Proposed 'World League' as momentous as birth of Rugby World Cup: Castle

International
by Iain Payten

Rugby Australia boss Raelene Castle has likened the proposed ‘World League’ to the creation of the Rugby World Cup in the mid-1980s, but denied an annual competition between the world’s top teams could end up devaluing rugby’s showpiece.

Castle was among a meeting of chief executives from major nations in Los Angeles earlier this week, where a radical re-working of the global Test calendar was the primary topic of discussion.

Though models and specifics are still being worked through, the World League would see the world’s top 12 teams play each other once a year for points, before a Super Bowl-style final is played between the leading sides from the north and south.

Driven by World Rugby vice-president Gus Pichot, the aim of the proposed competition is to add more context and meaning to Test matches, and via aggregrated commercial and broadcast rights, to deliver a multi-million dollar uptick for all.

It promises to be a tricky global negotiation to push through to reality but Castle said the idea had received in-principle support from all the major nations, and the Rugby Australia chief executive is not only a supporter, she believes it could prove to be one the decisive moments in rugby history.

“It is a really momentous discussion that we are having,” Castle said.

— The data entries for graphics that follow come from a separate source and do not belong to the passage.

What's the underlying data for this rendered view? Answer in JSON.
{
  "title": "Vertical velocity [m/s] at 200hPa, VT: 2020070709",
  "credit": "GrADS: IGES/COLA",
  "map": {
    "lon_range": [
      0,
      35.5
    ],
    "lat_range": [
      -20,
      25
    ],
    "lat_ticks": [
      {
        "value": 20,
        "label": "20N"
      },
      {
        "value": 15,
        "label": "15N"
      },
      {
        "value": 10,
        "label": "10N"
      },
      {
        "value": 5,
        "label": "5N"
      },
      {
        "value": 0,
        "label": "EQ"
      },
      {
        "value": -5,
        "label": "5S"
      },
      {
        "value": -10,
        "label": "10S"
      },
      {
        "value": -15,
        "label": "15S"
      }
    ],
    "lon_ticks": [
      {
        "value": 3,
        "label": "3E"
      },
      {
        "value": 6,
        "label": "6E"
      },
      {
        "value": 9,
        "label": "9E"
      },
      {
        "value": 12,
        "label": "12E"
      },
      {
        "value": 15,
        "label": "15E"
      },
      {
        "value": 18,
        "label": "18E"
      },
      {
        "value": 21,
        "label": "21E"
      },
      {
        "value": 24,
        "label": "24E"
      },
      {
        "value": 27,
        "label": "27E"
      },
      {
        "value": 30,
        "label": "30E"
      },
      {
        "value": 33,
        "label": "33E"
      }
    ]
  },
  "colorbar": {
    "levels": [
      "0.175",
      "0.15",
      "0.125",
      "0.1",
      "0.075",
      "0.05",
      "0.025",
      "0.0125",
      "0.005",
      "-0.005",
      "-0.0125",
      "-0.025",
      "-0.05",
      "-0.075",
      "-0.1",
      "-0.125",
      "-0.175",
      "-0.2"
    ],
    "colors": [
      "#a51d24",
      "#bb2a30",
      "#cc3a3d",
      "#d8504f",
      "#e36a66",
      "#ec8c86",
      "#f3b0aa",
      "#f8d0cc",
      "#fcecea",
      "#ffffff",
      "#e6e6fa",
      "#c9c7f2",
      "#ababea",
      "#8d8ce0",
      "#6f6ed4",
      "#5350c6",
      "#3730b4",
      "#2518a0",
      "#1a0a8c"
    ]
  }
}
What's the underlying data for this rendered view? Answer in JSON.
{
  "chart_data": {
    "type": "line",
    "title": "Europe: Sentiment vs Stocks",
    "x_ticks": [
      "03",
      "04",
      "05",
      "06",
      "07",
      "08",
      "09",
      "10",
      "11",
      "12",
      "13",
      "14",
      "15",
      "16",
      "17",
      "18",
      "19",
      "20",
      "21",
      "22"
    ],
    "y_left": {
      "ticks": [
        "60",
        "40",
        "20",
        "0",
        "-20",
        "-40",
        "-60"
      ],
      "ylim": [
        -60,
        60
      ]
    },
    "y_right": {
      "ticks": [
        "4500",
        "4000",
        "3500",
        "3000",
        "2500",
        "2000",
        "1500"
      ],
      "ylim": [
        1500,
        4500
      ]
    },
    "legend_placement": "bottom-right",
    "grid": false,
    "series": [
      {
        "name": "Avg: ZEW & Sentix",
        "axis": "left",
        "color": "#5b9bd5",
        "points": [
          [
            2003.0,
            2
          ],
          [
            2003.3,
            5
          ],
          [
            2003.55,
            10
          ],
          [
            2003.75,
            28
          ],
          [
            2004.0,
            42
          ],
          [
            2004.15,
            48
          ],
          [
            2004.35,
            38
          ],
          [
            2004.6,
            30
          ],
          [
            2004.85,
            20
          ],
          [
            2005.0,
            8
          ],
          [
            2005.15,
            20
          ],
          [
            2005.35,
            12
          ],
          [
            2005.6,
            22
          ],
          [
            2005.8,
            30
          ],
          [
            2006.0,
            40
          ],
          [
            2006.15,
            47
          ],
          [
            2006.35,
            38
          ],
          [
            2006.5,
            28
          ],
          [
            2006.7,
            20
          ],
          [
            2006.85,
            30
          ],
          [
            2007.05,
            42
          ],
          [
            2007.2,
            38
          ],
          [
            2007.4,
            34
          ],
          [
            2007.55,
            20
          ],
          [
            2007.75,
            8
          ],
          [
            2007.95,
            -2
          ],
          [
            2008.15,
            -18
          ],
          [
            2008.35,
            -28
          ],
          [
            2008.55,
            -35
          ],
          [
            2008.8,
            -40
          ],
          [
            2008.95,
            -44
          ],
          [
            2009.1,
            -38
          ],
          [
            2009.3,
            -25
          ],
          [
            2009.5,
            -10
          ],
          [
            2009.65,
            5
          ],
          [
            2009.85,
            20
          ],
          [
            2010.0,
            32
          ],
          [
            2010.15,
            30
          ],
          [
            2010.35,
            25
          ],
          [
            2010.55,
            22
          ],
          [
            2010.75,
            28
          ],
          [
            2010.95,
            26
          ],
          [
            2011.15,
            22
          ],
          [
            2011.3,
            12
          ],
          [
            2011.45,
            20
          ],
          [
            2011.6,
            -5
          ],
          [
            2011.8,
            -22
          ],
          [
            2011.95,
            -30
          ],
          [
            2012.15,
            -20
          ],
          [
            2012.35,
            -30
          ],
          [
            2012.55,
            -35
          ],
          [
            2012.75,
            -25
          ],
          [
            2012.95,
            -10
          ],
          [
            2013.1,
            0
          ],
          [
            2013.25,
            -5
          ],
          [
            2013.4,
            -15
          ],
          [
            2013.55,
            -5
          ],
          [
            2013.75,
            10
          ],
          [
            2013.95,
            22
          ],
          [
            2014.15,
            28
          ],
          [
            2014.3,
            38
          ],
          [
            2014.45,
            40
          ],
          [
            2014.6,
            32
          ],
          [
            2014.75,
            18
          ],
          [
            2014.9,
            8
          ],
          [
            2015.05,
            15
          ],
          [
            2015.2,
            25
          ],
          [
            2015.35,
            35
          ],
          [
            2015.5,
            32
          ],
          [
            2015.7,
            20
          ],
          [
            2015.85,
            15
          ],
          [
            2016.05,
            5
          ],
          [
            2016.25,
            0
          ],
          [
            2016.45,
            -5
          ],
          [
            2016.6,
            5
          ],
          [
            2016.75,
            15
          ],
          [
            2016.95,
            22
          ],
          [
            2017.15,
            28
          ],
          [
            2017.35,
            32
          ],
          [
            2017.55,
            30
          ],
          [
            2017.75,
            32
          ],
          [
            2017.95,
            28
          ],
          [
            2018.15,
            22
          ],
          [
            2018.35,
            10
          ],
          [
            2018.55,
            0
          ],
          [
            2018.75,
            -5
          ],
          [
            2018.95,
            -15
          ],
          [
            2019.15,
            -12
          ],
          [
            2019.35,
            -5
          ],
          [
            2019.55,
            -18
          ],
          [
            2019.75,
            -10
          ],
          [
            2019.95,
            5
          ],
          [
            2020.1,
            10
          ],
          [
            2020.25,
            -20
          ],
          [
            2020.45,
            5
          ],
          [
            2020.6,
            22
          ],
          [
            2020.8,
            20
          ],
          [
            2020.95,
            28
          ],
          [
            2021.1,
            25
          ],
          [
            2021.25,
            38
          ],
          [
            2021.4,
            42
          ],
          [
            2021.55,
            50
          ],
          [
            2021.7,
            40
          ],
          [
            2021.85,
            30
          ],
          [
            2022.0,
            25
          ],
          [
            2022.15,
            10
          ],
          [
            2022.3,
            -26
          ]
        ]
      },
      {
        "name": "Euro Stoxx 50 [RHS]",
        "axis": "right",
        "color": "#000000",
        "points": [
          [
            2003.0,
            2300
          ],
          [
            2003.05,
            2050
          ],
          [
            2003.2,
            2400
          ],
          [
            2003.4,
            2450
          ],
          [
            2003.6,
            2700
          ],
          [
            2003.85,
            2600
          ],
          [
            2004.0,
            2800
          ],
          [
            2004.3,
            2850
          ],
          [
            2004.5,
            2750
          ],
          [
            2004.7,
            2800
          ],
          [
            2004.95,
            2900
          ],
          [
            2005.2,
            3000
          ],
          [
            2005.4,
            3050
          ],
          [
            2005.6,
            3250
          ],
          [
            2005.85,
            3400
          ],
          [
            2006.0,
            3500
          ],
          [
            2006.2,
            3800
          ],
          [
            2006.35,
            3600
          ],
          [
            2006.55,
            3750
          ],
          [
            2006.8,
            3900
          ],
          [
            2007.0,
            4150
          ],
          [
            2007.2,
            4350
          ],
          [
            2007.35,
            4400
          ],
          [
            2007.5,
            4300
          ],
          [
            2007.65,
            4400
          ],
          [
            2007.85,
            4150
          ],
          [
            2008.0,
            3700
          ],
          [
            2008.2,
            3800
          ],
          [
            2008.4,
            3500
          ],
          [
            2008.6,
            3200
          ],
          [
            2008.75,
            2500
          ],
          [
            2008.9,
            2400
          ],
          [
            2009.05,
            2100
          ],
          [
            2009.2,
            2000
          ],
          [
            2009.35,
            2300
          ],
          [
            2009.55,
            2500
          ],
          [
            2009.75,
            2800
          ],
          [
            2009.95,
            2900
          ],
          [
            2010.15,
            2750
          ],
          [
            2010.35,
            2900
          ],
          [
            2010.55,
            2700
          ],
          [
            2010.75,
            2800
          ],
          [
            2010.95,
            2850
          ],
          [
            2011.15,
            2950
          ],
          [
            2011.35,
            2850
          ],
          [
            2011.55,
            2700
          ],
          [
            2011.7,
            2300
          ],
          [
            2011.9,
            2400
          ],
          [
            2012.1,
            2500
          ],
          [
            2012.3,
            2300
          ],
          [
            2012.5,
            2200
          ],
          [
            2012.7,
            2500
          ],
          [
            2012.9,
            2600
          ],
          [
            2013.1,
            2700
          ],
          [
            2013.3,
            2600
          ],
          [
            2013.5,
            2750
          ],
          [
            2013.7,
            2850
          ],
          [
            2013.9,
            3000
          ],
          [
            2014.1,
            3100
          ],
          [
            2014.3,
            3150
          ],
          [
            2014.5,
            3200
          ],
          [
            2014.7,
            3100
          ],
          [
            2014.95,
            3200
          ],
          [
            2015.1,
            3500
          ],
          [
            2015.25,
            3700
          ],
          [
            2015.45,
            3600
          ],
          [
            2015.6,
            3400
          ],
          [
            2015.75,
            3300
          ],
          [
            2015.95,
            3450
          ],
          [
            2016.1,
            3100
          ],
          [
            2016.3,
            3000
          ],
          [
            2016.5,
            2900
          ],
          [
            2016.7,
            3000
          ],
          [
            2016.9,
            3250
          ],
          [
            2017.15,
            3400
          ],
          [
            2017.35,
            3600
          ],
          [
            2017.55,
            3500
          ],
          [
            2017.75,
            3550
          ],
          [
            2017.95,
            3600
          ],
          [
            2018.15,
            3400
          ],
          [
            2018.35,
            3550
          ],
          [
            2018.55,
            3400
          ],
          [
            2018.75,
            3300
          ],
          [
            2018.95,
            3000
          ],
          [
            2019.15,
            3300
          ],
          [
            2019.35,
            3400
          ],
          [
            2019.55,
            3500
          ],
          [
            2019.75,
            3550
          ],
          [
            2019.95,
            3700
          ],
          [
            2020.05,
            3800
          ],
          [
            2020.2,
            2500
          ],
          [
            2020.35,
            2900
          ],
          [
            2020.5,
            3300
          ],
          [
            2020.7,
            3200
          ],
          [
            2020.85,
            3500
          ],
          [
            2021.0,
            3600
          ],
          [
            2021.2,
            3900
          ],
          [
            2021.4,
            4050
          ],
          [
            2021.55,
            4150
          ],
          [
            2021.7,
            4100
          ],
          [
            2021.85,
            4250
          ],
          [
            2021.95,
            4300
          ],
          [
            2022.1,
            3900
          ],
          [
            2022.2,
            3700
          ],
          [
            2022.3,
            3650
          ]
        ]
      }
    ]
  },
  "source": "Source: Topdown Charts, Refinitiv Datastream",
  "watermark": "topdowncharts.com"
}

“I put it in the terms of in '85, (former ARU president) Nick Shehadie went to World Rugby and said we need a Rugby World Cup. And that has obviously proved to be true, and that’s now on the agenda and has made rugby own the third-biggest sporting event in the world.

"I think this is the next phase of those types of discussions.

“When you look at it at a principle level, everyone supports it and then the reality kicks in of making sure that it looks like an option that grows everyone’s commercial opportunities.

“That’s a really important part, that we have to be able to make sure we take our own commercial interests and hats of our own 12 countries off for a moment and make sure we do what’s good for rugby.

“And then we have to make sure we look at all of the game and all of us as individuals, make sure we maintain and grow our current commercial positions. When you try and do those two things it can be quite challenging.”

Exactly how a World League would work will continue to be subject of more talks out but six Tests for the Wallabies against the northern teams, for example, would be divided between July and November windows.

Reports in the UK indicate the Rugby Championship would be trimmed back to accommodate two additional southern teams – such as Japan and Fiji. An extra Bledisloe Cup clash could be presumably added outside the ‘World League’.

Asked about SANZAAR’s attitude and willingness to changing the Rugby Championship, Castle said: “Well I think the same things stand as that the view is we have to look at what’s good for the game, and then we have to look at what’s good for SANZAAR and our own balance sheet, so those conversations will imply those two things are exactly same thing.”

Whether semi-finals are played – or just a straight final – is another question, along with where and when. Getting the powerful and cashed-up UK and French clubs on board would be challenging, too.

Castle admitted there are “strategic challenges” around the radical Test shake-up but she shot down theories that an annual ‘World League’ would devalue the Rugby World Cup, which is World Rugby’s massive – and only – cash cow.

“You’re talking about Test matches all over the world in different locations one Test match as opposed to a World Cup where all the countries are gathered in one location, so I don’t even think they’re comparable,” Castle said.

“I think it just brings together two things: value for every Test match, and value for fans around making sure that my Test match with my country, but so might Italy playing France be important because I need to know whether they win or lose to see how I end up in those semi-finals. 

“It brings together more than passing interest in all the Test matches that are going around the world because it will evolve into an outcome.”

Castle said there had already been indications from broadcasters that there would be more money attached to a ‘World League’.

“That due diligence has been done because there’s no point having the conversation at a start point if you don’t think there’s upside, there’s been enough conversation with broadcasters to indicate that they would pay more for this type of joint competition,” Castle said.

It’s unknown if relegation/promotion would be part of a ‘World League’ but Castle said one of the benefits for the idea was giving tier 2 countries more regular exposure to the big nations.

“It genuinely brings an opportunity to those developing countries to be part of something significant, where at the moment if you just continue with Six Nations and Rugby Championship you don't actually help any of those developing countries,” she said.

"This proposal really brings that to the table. If you don't have that part of it, then whilst you're adding value commercially I don't think you get the benefit of not only growing those countries, but potentially those new broadcast markets.”